Listening to the Polk S20 is an enjoyable experience. The highs are clear, the lows benefit from solid foundations, and the mids and high-mids enjoy a proper amount of energy. The sound is well balanced and the slight emphasis on the highs doesn’t affect the overall coherence of the sound restitution. Truth be told, the tweeter brings extra room to the sound restitution which participates in making the sound stage even more spacious. A rather uncommon feature for a speaker in this price range.

The Polk Power Port vent is designed to ensure a harmonious restitution of low frequencies.

Polk Audio S20: compared to…

Q Acoustics 3020i: the Polk S20 benefits from a more open sound stage and provides more oomph in the lows. The Polk Audio S20 is also a lot more temperate in the mids and, as a result, offers a more pleasant listening experience. Polk has the upper hand with its more dynamic restitution.

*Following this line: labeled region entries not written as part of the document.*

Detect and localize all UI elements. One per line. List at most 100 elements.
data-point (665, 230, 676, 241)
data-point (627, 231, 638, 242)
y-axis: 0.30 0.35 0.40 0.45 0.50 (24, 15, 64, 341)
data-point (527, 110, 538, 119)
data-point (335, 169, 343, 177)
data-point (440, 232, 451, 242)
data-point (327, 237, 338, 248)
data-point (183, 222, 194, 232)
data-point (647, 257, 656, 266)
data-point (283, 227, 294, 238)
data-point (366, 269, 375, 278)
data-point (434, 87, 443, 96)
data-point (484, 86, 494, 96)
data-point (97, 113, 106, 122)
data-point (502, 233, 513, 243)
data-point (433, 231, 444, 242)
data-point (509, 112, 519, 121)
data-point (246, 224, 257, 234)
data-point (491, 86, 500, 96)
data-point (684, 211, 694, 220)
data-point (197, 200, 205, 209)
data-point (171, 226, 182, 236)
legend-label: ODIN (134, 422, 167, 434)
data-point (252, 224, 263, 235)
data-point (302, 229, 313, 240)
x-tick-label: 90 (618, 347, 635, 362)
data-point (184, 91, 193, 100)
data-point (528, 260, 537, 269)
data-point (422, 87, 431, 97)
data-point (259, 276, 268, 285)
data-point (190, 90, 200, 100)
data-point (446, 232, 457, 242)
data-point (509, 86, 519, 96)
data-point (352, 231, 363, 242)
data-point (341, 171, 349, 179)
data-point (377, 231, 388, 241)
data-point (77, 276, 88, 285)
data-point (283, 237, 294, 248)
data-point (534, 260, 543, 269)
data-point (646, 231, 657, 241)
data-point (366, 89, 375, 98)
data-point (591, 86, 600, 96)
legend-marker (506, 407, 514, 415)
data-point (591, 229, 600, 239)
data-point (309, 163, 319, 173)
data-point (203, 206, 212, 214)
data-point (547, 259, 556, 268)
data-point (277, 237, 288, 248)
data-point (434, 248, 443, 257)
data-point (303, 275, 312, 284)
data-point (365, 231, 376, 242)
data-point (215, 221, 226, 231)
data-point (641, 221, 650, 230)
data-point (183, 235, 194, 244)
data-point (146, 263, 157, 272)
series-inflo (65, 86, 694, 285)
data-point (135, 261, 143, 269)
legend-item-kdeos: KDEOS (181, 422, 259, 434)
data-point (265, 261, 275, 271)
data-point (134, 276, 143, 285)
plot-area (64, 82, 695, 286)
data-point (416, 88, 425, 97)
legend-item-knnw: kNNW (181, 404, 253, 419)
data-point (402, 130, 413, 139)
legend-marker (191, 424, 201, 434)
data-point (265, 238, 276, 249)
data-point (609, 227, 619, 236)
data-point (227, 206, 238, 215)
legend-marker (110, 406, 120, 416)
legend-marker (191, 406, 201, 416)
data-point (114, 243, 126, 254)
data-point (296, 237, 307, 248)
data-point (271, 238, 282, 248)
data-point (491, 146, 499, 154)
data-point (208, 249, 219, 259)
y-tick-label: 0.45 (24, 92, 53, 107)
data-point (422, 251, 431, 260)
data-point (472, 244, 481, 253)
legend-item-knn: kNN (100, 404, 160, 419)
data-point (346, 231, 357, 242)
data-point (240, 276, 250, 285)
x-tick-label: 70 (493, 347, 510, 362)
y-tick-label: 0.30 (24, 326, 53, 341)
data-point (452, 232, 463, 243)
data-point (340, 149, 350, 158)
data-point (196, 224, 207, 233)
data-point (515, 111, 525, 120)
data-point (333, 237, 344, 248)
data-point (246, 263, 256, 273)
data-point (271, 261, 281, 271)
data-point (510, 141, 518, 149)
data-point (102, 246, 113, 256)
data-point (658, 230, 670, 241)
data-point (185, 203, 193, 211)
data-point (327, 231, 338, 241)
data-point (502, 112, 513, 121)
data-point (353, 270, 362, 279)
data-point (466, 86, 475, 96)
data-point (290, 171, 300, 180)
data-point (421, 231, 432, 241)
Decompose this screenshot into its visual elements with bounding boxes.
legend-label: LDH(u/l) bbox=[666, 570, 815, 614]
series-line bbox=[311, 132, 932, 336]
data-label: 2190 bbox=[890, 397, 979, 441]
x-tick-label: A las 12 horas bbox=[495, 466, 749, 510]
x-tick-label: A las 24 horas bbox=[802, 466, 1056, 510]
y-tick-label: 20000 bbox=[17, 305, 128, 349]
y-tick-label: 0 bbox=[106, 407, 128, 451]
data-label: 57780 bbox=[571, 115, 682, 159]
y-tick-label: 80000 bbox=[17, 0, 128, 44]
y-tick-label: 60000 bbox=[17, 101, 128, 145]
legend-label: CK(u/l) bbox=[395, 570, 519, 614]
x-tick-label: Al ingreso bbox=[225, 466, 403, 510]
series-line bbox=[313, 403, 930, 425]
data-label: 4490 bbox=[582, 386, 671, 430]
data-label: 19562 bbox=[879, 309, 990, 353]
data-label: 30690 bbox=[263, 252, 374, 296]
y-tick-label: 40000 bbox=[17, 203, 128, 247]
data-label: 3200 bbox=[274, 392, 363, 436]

Monitor Audio Monitor 100: the Polk S20 is less stern and dry. It also benefits from smoother and more delicate highs. For an articulate listening experience, the Polk Audio S20 is the way to go.

Klipsch RP-150M: the Polk S20 is a bit more shy and does not have quite the same punch as the RP-150M. While the Polk speaker benefits from a better extension in the highs and lows, the Klipsch RP-150M wins this round when it comes to the mids (the acoustic horn has an important part to play in this).

Jamo Concert C93: the Polk S20 offers a comparable sound restitution but benefits from broader lows. The Polk S20’s woofer is the winner of the round.

B&W 686 S2: the Polk speaker is less rigorous than the model from B&W when it comes to high frequencies. The B&W 686 S2 is more refined while the Polk S20 is the more expressive of the two.

The terminals on the Polk Audio S20 are compatible with banana plugs.

Polk Audio S20: conclusion

The Polk Audio S20 is a very interesting value. We enjoyed the qualities of its tweeter and the details it brought to the sound stage. The lows are generous yet well integrated. It is difficult to find drawbacks to this speaker, which will pair-up really well with a hi-fi amplifier (D-Stream Wamp 200SB, Marantz M-CR511, Emotiva BasX A-100, …) or with a mid-range AV receiver. (Yamaha MusicCast RX-V483, Denon AVR-X550BT, Onkyo TX-NR676, …).